Journaliste d’investigation, spécialiste du crime organisé et du milieu marseillais, Jérome Pierrat revient pour RT France sur ce qui a fait de Marseille une plateforme du banditisme en France et en Europe.
« J’ai peu d’espoir que la situation s’améliore sauf si on décide de faire un vaste plan d’investissement économique qui coûterait des millions d’euros... Problème : vu la situation économique de la France, je ne vois pas comment c’est possible » explique celui qui analyse le milieu marseillais comme un ensemble de start-up et voit les voyous comme des chefs d’entreprise.
Jérome Pierrat plante le décor sans détours et ne mâche pas ses mots. Pour avoir enquêté pendant plus de 20 ans sur le milieu marseillais et fréquenté ses caïds, le journaliste est bien placé pour avoir une opinion et répondre à la question « Marseille a-t-elle une chance de sortir de la spirale de violence et de banditisme qui gangrène certains de ses quartiers ? ». Hélas, il n’est pas très optimiste.
Alors que la cité phocéenne compte près de 11 morts depuis le début de l’année à cause de règlements de compte et que certains élus locaux, à l’instar de Samia Ghali, sénatrice des Bouches-du-Rhône désespèrent, la situation ne semble pas prête de s’améliorer. Pour Jérome Pierrat, politiquement, à droite comme à gauche, personne n’a encore trouvé la solution.
Selon lui, s’attaquer à un problème si vaste dans l’une des villes les plus criminogènes d’Europe ne peut pourtant pas s’envisager par la simple répression.

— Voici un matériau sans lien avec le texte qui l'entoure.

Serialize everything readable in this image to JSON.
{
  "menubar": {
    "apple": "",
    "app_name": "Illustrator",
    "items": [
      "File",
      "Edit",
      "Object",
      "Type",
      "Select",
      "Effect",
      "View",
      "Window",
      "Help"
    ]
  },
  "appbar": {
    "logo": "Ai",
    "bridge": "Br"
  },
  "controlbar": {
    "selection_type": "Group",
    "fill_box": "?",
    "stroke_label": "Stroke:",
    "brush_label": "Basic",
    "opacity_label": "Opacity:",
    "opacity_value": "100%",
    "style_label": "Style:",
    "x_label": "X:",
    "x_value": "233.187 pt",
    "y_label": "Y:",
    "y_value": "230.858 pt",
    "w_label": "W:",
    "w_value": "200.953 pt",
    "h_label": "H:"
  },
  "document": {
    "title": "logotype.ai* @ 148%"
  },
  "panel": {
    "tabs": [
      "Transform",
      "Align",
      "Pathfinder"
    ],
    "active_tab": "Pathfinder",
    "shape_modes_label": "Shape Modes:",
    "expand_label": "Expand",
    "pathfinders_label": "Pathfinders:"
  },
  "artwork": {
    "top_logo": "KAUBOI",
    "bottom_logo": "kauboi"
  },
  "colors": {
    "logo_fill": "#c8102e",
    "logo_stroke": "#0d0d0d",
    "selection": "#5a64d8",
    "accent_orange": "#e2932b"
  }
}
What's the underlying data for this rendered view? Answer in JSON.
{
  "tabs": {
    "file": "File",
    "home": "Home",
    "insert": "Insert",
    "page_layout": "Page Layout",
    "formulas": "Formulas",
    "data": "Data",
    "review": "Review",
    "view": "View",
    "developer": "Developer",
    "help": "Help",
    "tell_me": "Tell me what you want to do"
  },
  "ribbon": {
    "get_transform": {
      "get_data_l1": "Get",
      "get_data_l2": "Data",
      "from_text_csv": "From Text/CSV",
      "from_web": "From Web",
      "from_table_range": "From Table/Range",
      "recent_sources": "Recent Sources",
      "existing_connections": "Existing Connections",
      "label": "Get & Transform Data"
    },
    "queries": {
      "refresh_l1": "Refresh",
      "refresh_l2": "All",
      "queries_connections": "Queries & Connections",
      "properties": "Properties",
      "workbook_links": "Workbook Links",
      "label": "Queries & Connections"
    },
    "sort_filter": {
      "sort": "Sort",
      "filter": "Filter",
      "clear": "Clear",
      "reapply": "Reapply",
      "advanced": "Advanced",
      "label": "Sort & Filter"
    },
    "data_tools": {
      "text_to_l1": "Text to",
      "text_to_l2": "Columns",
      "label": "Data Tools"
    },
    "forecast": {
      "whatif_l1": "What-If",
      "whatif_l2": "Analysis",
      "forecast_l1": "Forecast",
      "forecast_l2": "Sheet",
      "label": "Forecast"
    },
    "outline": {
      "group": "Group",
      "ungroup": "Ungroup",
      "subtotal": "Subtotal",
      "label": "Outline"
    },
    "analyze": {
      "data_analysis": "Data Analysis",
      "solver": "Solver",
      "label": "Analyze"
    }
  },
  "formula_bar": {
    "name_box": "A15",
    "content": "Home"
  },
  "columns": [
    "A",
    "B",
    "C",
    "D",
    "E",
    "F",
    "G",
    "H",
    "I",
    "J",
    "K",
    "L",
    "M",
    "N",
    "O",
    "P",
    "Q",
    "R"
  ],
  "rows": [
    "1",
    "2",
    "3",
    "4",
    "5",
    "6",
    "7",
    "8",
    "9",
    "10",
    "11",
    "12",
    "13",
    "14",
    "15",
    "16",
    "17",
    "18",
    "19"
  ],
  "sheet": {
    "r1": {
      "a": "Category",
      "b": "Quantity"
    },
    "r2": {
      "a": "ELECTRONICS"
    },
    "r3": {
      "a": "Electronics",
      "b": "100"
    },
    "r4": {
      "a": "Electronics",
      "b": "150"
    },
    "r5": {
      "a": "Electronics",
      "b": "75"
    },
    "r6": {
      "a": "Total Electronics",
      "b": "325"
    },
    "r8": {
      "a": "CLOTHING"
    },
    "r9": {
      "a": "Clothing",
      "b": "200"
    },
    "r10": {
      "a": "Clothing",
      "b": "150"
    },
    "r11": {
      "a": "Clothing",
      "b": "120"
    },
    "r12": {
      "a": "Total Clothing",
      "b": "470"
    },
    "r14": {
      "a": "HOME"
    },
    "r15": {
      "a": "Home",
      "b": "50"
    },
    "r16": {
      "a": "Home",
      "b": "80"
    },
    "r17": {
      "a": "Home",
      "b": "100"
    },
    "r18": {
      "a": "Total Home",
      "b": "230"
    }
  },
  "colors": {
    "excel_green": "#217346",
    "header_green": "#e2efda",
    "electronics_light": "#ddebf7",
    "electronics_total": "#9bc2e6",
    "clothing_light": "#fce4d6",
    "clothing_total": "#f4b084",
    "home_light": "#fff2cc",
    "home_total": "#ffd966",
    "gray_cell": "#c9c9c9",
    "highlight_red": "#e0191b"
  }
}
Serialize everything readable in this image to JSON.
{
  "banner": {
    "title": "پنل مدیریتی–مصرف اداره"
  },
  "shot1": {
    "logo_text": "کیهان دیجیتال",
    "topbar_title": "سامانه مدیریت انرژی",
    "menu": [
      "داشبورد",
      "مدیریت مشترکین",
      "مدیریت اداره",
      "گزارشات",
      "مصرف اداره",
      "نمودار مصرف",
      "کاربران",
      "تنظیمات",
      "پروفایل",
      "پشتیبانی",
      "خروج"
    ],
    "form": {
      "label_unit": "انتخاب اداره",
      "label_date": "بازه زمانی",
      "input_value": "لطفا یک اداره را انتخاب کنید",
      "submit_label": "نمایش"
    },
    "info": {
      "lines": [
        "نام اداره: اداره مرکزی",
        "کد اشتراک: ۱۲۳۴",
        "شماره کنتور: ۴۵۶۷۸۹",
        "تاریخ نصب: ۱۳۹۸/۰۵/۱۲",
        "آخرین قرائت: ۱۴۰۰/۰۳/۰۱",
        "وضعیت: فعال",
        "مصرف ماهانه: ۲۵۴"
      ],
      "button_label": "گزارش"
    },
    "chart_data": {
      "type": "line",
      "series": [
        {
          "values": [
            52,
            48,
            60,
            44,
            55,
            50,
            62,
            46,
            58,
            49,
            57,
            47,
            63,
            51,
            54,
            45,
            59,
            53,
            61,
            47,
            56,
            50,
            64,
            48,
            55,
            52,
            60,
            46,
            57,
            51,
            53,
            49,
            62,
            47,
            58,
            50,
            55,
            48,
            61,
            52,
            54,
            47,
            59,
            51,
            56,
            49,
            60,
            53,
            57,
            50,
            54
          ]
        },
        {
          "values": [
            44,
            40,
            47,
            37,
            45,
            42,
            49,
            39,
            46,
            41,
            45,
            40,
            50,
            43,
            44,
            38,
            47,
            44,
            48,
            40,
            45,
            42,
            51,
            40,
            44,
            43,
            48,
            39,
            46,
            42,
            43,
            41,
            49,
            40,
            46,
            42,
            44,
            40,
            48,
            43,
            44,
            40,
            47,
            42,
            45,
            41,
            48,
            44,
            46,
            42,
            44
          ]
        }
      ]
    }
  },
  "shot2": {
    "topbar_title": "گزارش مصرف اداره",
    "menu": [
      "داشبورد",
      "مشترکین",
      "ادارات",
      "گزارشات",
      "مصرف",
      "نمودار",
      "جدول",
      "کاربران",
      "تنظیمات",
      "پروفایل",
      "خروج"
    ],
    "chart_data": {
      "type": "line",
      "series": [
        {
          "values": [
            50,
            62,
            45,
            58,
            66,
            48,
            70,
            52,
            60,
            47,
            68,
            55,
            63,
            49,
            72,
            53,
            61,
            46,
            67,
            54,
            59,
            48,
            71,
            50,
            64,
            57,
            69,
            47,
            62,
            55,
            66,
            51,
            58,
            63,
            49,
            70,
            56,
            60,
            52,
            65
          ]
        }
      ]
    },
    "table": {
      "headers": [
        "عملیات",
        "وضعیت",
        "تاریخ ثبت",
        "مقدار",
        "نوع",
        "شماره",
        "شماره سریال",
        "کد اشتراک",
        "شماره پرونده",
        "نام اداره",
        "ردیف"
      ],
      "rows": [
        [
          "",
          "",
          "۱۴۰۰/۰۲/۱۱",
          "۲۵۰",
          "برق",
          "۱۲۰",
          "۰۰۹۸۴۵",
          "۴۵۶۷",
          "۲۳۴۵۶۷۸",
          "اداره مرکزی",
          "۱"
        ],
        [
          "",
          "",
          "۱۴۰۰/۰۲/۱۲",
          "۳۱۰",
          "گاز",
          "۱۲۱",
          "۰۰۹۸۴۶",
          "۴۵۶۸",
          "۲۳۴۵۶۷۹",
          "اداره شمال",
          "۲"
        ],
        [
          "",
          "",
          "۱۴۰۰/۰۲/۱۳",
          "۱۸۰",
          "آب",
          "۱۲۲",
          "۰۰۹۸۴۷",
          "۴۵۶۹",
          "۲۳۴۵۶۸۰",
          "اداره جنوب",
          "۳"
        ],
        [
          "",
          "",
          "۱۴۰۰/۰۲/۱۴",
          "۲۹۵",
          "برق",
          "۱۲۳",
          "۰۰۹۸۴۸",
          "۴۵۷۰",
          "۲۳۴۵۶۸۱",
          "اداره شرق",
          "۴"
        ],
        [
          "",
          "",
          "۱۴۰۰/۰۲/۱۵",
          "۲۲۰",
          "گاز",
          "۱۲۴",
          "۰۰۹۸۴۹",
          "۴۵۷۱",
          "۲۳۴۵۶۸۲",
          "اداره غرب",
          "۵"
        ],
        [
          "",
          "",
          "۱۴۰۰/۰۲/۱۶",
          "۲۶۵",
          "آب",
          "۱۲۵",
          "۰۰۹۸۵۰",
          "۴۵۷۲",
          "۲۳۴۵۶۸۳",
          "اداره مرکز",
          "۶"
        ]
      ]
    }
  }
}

S’il appelle de ses vœux une meilleure coordination des enquêtes de la police et de la justice ainsi que plus de moyens pour les enquêteurs (la police n’ose plus s’aventurer dans certains quartiers), il plaide surtout pour une prise en charge socio-économique du problème, qui casserait la culture du banditisme qui gangrène les cités et happe les jeunes en mal de réussite et d’intégration.
[...]
« Ce sont des hommes d’affaires », explique Jérome Pierrat. « Ils ont de l’argent, beaucoup d’argent, et n’ont ainsi aucune difficulté à se procurer des armes de guerre et des gadgets derniers cri qui leur permettent de faciliter leur business ».
[...]
« Le voyou qui réussi n’a aucune raison de devenir barbu. Il préfère devenir millionnaire »
Si Jérome Pierrat confirme les liaisons dangereuses que la cité phocéenne est régulièrement soupçonnée d’entretenir avec l’Europe de l’Est pour le trafic d’armes, il balaie le mythe du voyou islamiste, qui aurait délaissé le trafic pour le djihad mais dresse néanmoins un constat inquiétant. « Il y a une forte influence des milieux islamistes radicaux sur cette jeunesse perdue », explique-t-il. « Si vous regardez le profil des types qui versent dans l’islamisme radical, c’est pas des Al Capone : c’est plutôt des délinquant ratés ! Prenez Nemmouche, Merah, Coulibaly ou les frères Kouachi, ce ne sont que des voyous ratés. Ce sont des jeunes qui ont été dans la délinquance, qui n’y ont pas réussi, et qui se sont tournés vers une autre famille aussi radicale », conclut Jérome Pierrat dans un soupir.